‘Danimarka’yı savunmaya hazırız’: AB, Trump’ın tehditlerine karşı Grönland konusundaki tavrını sertleştiriyor

1 gün ONCE
Donald Trump Grönland'ın kontrolünü ele geçirme niyetini ikiye katladı.

Avrupa Birliği (AB), Donald Trump’ın Grönland’ın kontrolünü -gerekirse askeri güç kullanarak- ele geçirme tehdidine karşı resmi tavrını, Amerikan başkanının yayılmacı niyetinin ciddiyeti konusunda hiçbir şüpheye yer bırakmayan yeni yorumlarının ardından sertleştiriyor.

Trump hafta sonu yaptığı açıklamada, Grönland’ın kontrolünü el geçirmekle ilgili “Sanırım bunu yapacağız,” dedi.

“Danimarka’nın bu konuda ne gibi bir iddiası olduğunu gerçekten bilmiyorum ama özgür dünyanın korunması için bunun gerçekleşmesine izin vermezlerse bu çok düşmanca bir hareket olur.”

Grönland, Danimarka Krallığı’na bağlı yarı özerk bir bölge olup, Kuzey Buz Denizi’ndeki konumu ve nadir metallerin zenginliği nedeniyle son derece stratejik bir bölge olarak kabul edilmektedir. İklim değişikliğinin etkileri yeni deniz yolları ve sondaj fırsatları yaratacaktır.

Danimarka’nın aksine, 56.000 nüfuslu bu geniş ada 27 ülkeli bloğun bir parçası değil ancak AB fonlarına erişim ve AB vatandaşı sayılan Grönlandlılar için dolaşım özgürlüğü ile özel bir statüye sahip.

Ayrıca Grönland, AB anlaşmalarında yer alan karşılıklı savunma maddesikapsamındadır. Madde 42.7 uyarınca, başka bir üye devletin “kendi topraklarında silahlı saldırıya uğraması” halinde tüm üye devletlerin “yardım ve destek yükümlülüğü” bulunmaktadır.

Almanya Şansölyesi Olaf Scholz salı günü Danimarka Başbakanı Mette Frederiksen ile görüşmesinin ardından yaptığı açıklamada, “Sınırlar güç kullanılarak değiştirilemez,” dedi.

“Sınırların dokunulmazlığı uluslararası hukukun temel bir ilkesidir” diyen Scholz, Trump’ın adını anmadan sözlerini şöyle sürdürdü: “Bu ilke herkes için geçerli olmalıdır.”

Danimarka Başbakanı Frederiksen, “Kıtamızın geleceğini belirlemek Avrupa’ya kalmıştır,” dedi

Brüksel’de Avrupa Komisyonu’nun Savunmadan Sorumlu Üyesi Andrius Kubilius tartışmaya müdahil oldu ve şu açıklamayı yaptı: “Üye devletimiz Danimarka’yı savunmaya hazırız.”

Önceki gün AB dış politika şefi Kaja Kallas, AB’nin Trump’ın karar alma mekanizmasını etkilemek için “işlem dilini” konuşmasını önerdi ve Başkan’ın kışkırtıcı sözlerinin “kelime kelime” alınmaması gerektiğini ima etti.

“İşlem dilinin” Grönland konusunda Washington ile olası bir anlaşma yapılabileceği anlamına gelip gelmediği sorusuna Kallas kırmızı bir çizgi çekti: “Hayır, Grönland konusunda pazarlık yapmıyoruz.
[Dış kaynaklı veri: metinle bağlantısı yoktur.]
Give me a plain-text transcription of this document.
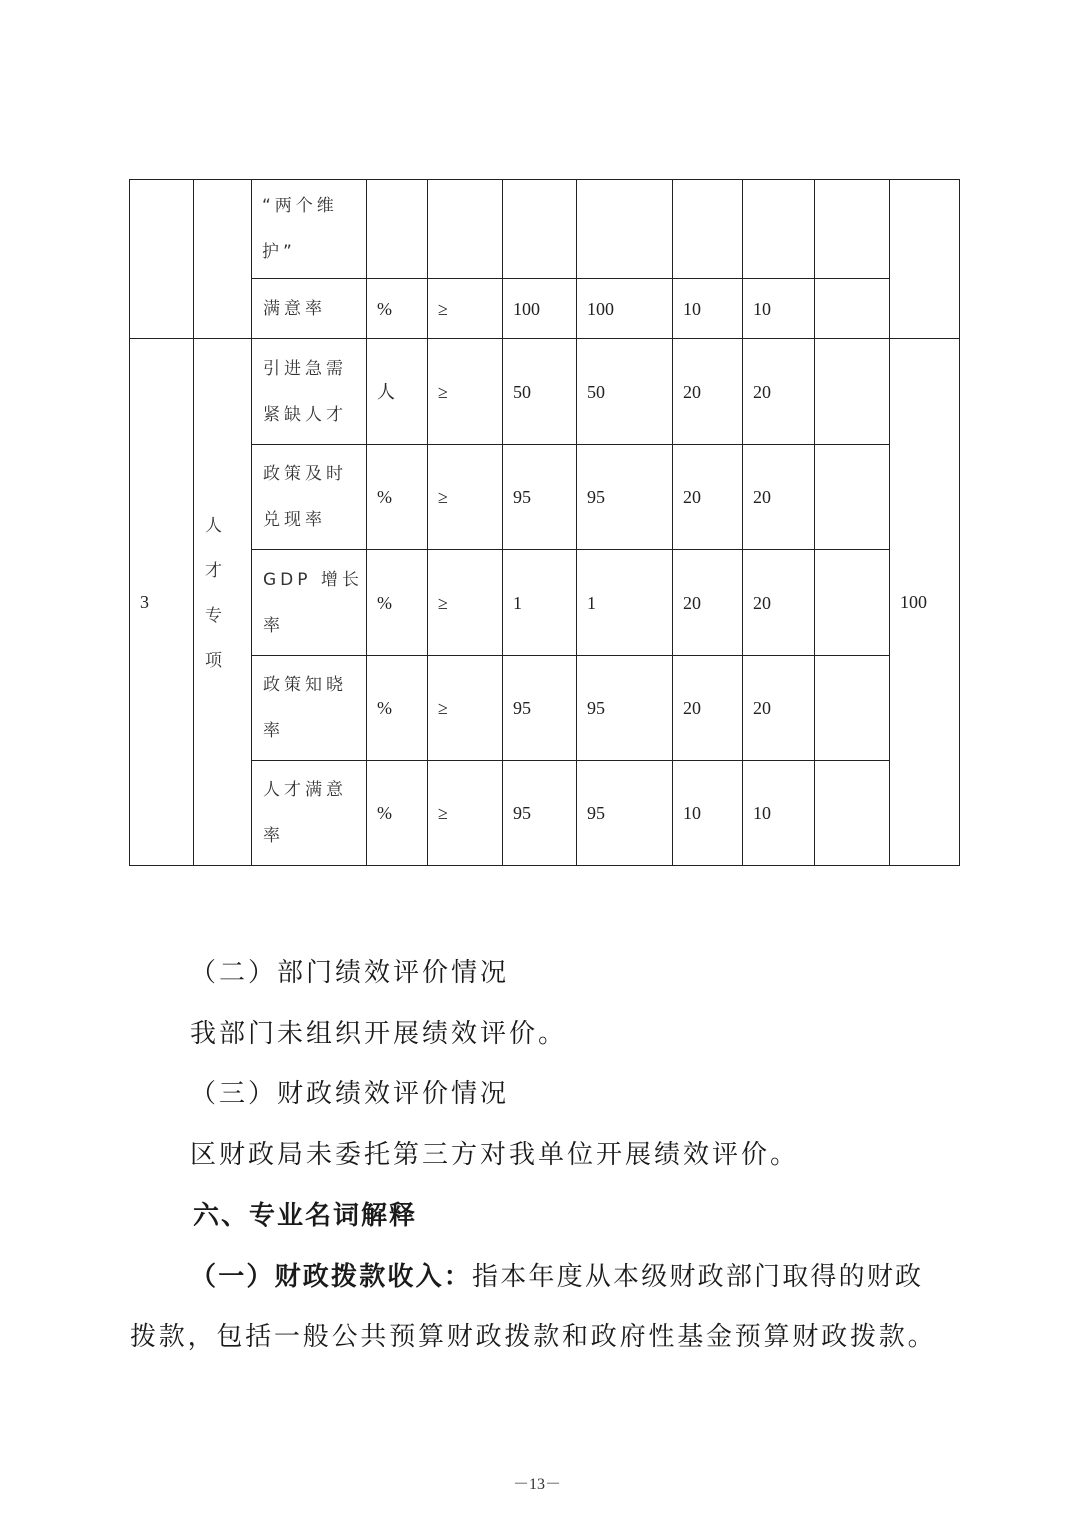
		“两个维护”								
		满意率	%	≥	100	100	10	10		
3	人才专项	引进急需紧缺人才	人	≥	50	50	20	20		100
		政策及时兑现率	%	≥	95	95	20	20		
		GDP 增长率	%	≥	1	1	20	20		
		政策知晓率	%	≥	95	95	20	20		
		人才满意率	%	≥	95	95	10	10		
（二）部门绩效评价情况
我部门未组织开展绩效评价。
（三）财政绩效评价情况
区财政局未委托第三方对我单位开展绩效评价。
六、专业名词解释
（一）财政拨款收入：指本年度从本级财政部门取得的财政
拨款，包括一般公共预算财政拨款和政府性基金预算财政拨款。
－13－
Üye devletimiz Danimarka’yı ve onun özerk bölgesini destekliyoruz.”

“Benim yorumumla kastettiğim daha geneldi. Yeni yönetimin konuştuğunu anladığımız dil bu,” diyen Kallas pazartesi günü AB-ABD ilişkilerinin ele alındığı dışişleri bakanları toplantısının ardından gazetecilere yaptığı açıklamada şunları söyledi:

“Gücümüzün ne olduğunu da dikkate almalıyız. Biz ekonomik bir gücüz. Amerika ile çok fazla bağlantımız var,” diye devam etti.

“Birileri bize ne yapmamız gerektiğini söylüyor ve biz de takip ediyor değiliz. Ama aynı zamanda daha güçlüyüz. Kendi gücümüzü küçümsememeliyiz.”

‘Korkunç’ bir çağrı

Bu müdahaleler, Trump’ın Grönland’ın kontrolünü ele geçirmek için Amerikan ordusunun konuşlandırılması olasılığını göz ardı etmeyi reddettiği yeni yönetim döneminin ilk günlerinde verilen ılımlı tepkiye kıyasla daha kararlı bir duruşu temsil ediyor.

Trump bu ayın başlarında, “Ulusal güvenlik için buna ihtiyacımız var” demişti.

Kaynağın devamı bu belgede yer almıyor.